Time-Lagged Ensemble Quantitative Precipitation Forecasts for Three Landfalling Typhoons in the Philippines Using the CReSS Model, Part I: Description and Verification against Rain-Gauge Observations

Abstract

In this study, the 2.5 km Cloud-Resolving Storm Simulator was applied to forecast the rainfall by three landfalling typhoons in the Philippines at high resolution: Mangkhut (2018), Koppu (2015), and Melor (2015), using a time-lagged strategy for ensemble. The three typhoons penetrated northern Luzon, central Luzon, and the middle of the Philippine Archipelago, respectively, and the present study verified the track and quantitative precipitation forecasts (QPFs) using categorical statistics against observations at 56 rain-gauge sites at seven thresholds up to 500 mm.
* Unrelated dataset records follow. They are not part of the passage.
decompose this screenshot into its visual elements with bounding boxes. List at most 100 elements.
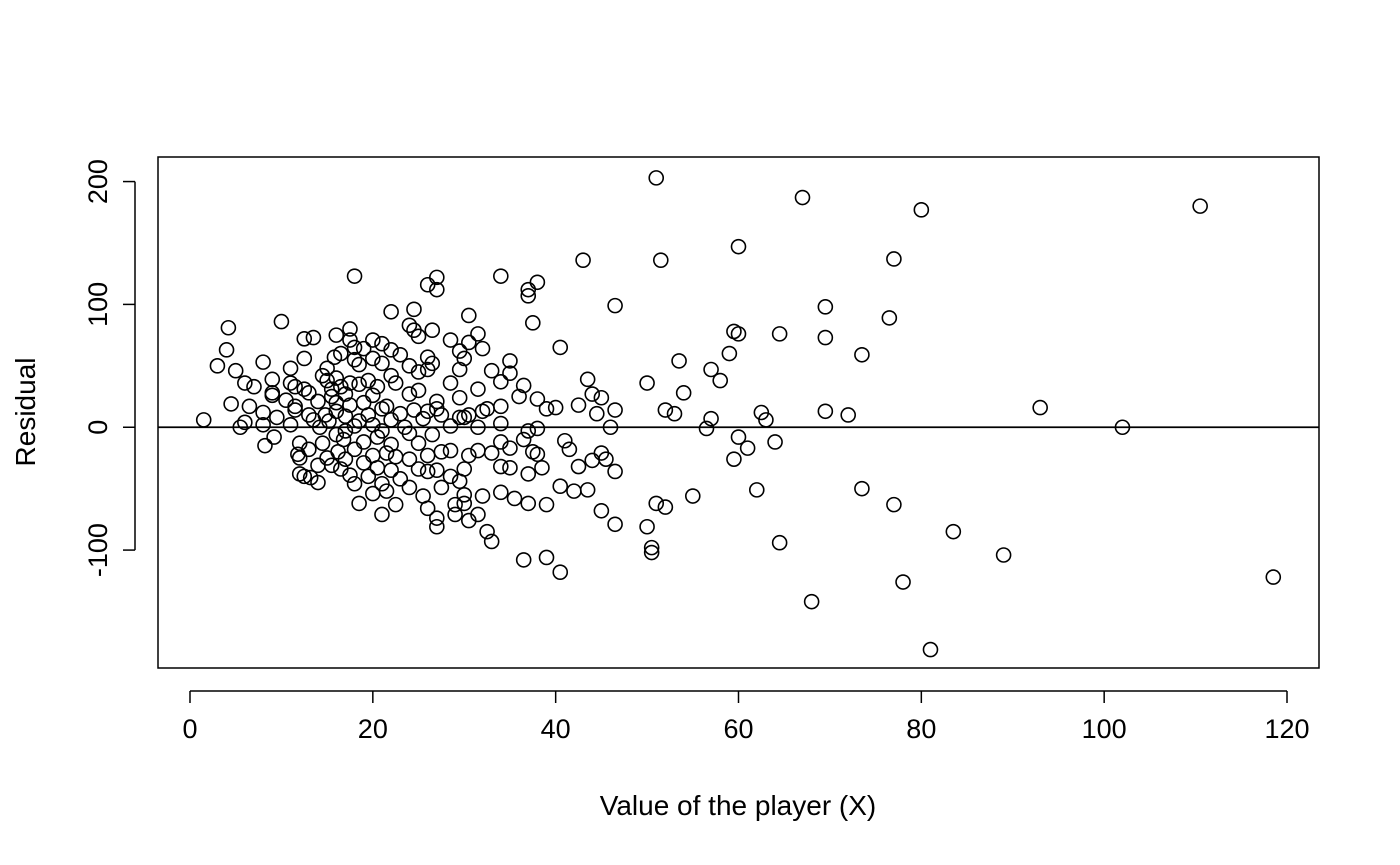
data-point	[383, 303, 399, 320]
data-point	[195, 412, 212, 428]
data-point	[351, 495, 367, 512]
data-point	[323, 381, 340, 397]
x-axis-title: Value of the player (X)	[600, 790, 877, 821]
data-point	[456, 487, 473, 503]
data-point	[220, 319, 237, 336]
data-point	[666, 405, 683, 422]
data-point	[369, 459, 386, 476]
data-point	[410, 328, 427, 345]
data-point	[447, 496, 463, 513]
data-point	[305, 329, 322, 346]
data-point	[461, 307, 477, 324]
data-point	[410, 461, 427, 477]
data-point	[712, 372, 729, 389]
data-point	[360, 468, 377, 485]
data-point	[392, 346, 409, 363]
data-point	[342, 375, 358, 391]
data-point	[433, 407, 450, 423]
data-point	[726, 451, 742, 467]
data-point	[328, 403, 345, 420]
data-point	[451, 409, 468, 426]
data-point	[995, 547, 1012, 563]
data-point	[703, 410, 719, 427]
data-point	[273, 313, 290, 330]
data-point	[515, 552, 532, 568]
data-point	[328, 370, 345, 386]
data-point	[511, 388, 527, 405]
data-point	[346, 418, 363, 434]
data-point	[461, 334, 477, 351]
data-point	[342, 467, 358, 483]
x-tick-label: 40	[541, 714, 571, 744]
data-point	[442, 375, 459, 391]
data-point	[922, 641, 939, 658]
data-point	[881, 310, 898, 326]
data-point	[730, 429, 747, 445]
data-point	[419, 500, 436, 517]
data-point	[337, 386, 354, 402]
data-point	[218, 342, 235, 358]
data-point	[429, 269, 445, 286]
data-point	[419, 447, 436, 464]
data-point	[703, 361, 719, 378]
data-point	[461, 407, 477, 423]
data-point	[502, 365, 518, 381]
data-point	[433, 479, 450, 496]
data-point	[383, 462, 399, 479]
data-point	[442, 418, 459, 434]
data-point	[296, 381, 313, 397]
data-point	[493, 415, 509, 432]
data-point	[886, 496, 902, 513]
data-point	[479, 523, 495, 540]
data-point	[387, 375, 404, 391]
data-point	[913, 202, 930, 218]
data-point	[771, 534, 788, 551]
data-point	[557, 432, 573, 449]
data-point	[515, 431, 532, 448]
data-point	[433, 444, 450, 460]
data-point	[493, 373, 509, 390]
data-point	[520, 423, 537, 439]
data-point	[451, 389, 468, 406]
data-point	[227, 362, 244, 379]
data-point	[493, 268, 509, 284]
data-point	[282, 360, 299, 377]
data-point	[698, 420, 715, 437]
data-point	[237, 375, 253, 391]
data-point	[442, 442, 459, 459]
data-point	[520, 495, 537, 512]
data-point	[310, 393, 326, 410]
data-point	[346, 351, 363, 368]
data-point	[529, 446, 546, 463]
data-point	[643, 539, 660, 556]
data-point	[442, 468, 459, 485]
data-point	[296, 350, 313, 367]
data-point	[351, 356, 367, 373]
data-point	[383, 342, 399, 358]
data-point	[520, 288, 537, 304]
data-point	[547, 399, 564, 416]
data-point	[561, 441, 578, 458]
data-point	[461, 447, 477, 464]
data-point	[534, 459, 550, 476]
data-point	[401, 386, 418, 402]
data-point	[266, 429, 282, 445]
data-point	[483, 362, 500, 379]
y-tick-label: -100	[83, 523, 113, 577]
data-point	[442, 332, 459, 348]
data-point	[945, 523, 962, 540]
data-point	[895, 574, 911, 590]
data-point	[342, 321, 358, 337]
data-point	[429, 393, 445, 410]
data-point	[360, 407, 377, 423]
data-point	[346, 475, 363, 492]
x-axis: 0 20 40 60 80 100 120	[182, 690, 1310, 744]
data-point	[410, 435, 427, 452]
data-point	[424, 355, 441, 372]
data-point	[1265, 569, 1282, 585]
data-point	[657, 499, 674, 515]
data-point	[287, 402, 303, 418]
data-point	[401, 317, 418, 334]
data-point	[287, 378, 303, 395]
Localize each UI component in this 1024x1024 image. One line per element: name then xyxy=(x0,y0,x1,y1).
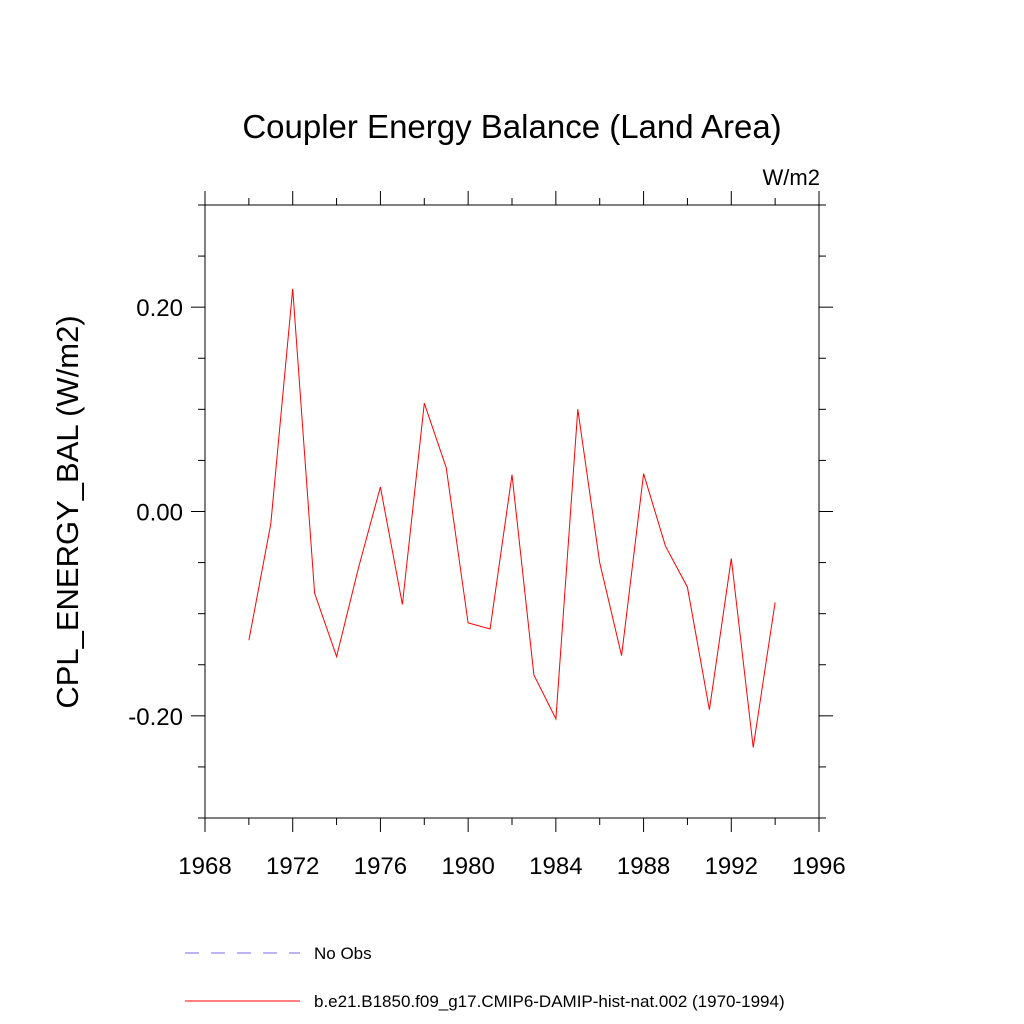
x-tick-label: 1996 xyxy=(792,853,845,880)
y-axis-label: CPL_ENERGY_BAL (W/m2) xyxy=(50,315,85,708)
chart-title: Coupler Energy Balance (Land Area) xyxy=(242,108,781,145)
x-tick-label: 1976 xyxy=(354,853,407,880)
x-tick-label: 1968 xyxy=(178,853,231,880)
x-tick-label: 1984 xyxy=(529,853,582,880)
y-tick-label: -0.20 xyxy=(128,704,183,731)
series-layer xyxy=(248,288,776,748)
y-axis-ticks: -0.20 0.00 0.20 xyxy=(128,204,833,819)
x-tick-label: 1988 xyxy=(617,853,670,880)
series-line xyxy=(248,288,776,748)
y-tick-label: 0.00 xyxy=(136,500,183,527)
x-tick-label: 1992 xyxy=(705,853,758,880)
plot-frame xyxy=(204,204,820,819)
units-label: W/m2 xyxy=(763,165,820,190)
y-tick-label: 0.20 xyxy=(136,295,183,322)
x-axis-ticks: 1968 1972 1976 1980 1984 1988 1992 1996 xyxy=(178,191,846,880)
legend: No Obs b.e21.B1850.f09_g17.CMIP6-DAMIP-h… xyxy=(185,944,785,1011)
x-tick-label: 1980 xyxy=(441,853,494,880)
legend-obs-label: No Obs xyxy=(314,944,372,963)
legend-series-label: b.e21.B1850.f09_g17.CMIP6-DAMIP-hist-nat… xyxy=(314,992,785,1011)
x-tick-label: 1972 xyxy=(266,853,319,880)
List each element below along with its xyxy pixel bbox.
The predictability of rainfall is the highest for Koppu, followed by Melor, and the lowest for Mangkhut, which had the highest peak rainfall amount. Targeted at the most-rainy 24 h of each case, the threat score (TS) within the short range (≤72 h) could reach 1.0 for Koppu at 350 mm in many runs (peak observation = 502 mm), and 1.0 for Mangkhut and 0.25 for Melor (peak observation = 407 mm) both at 200 mm in the best member, when the track errors were small enough. For rainfall from entire events (48 or 72 h), TS hitting 1.0 could also be achieved regularly at 500 mm for Koppu (peak observation = 695 mm), and 0.33 at 350 mm for Melor (407 mm) and 0.46 at 200 mm for Mangkhut (786 mm) in the best case. At lead times beyond the short range, one third of these earlier runs also produced good QPFs for both Koppu and Melor, but such runs were fewer for Mangkhut and the quality of QPFs was also not as high due to larger northward track biases. Overall, the QPF results are very encouraging, and comparable to the skill level for typhoon rainfall in Taiwan (with similar peak rainfall amounts). Thus, at high resolution, there is a fair chance to make decent QPFs even at lead times of 3–7 days before typhoon landfall in the Philippines, with useful information on rainfall scenarios for early preparation.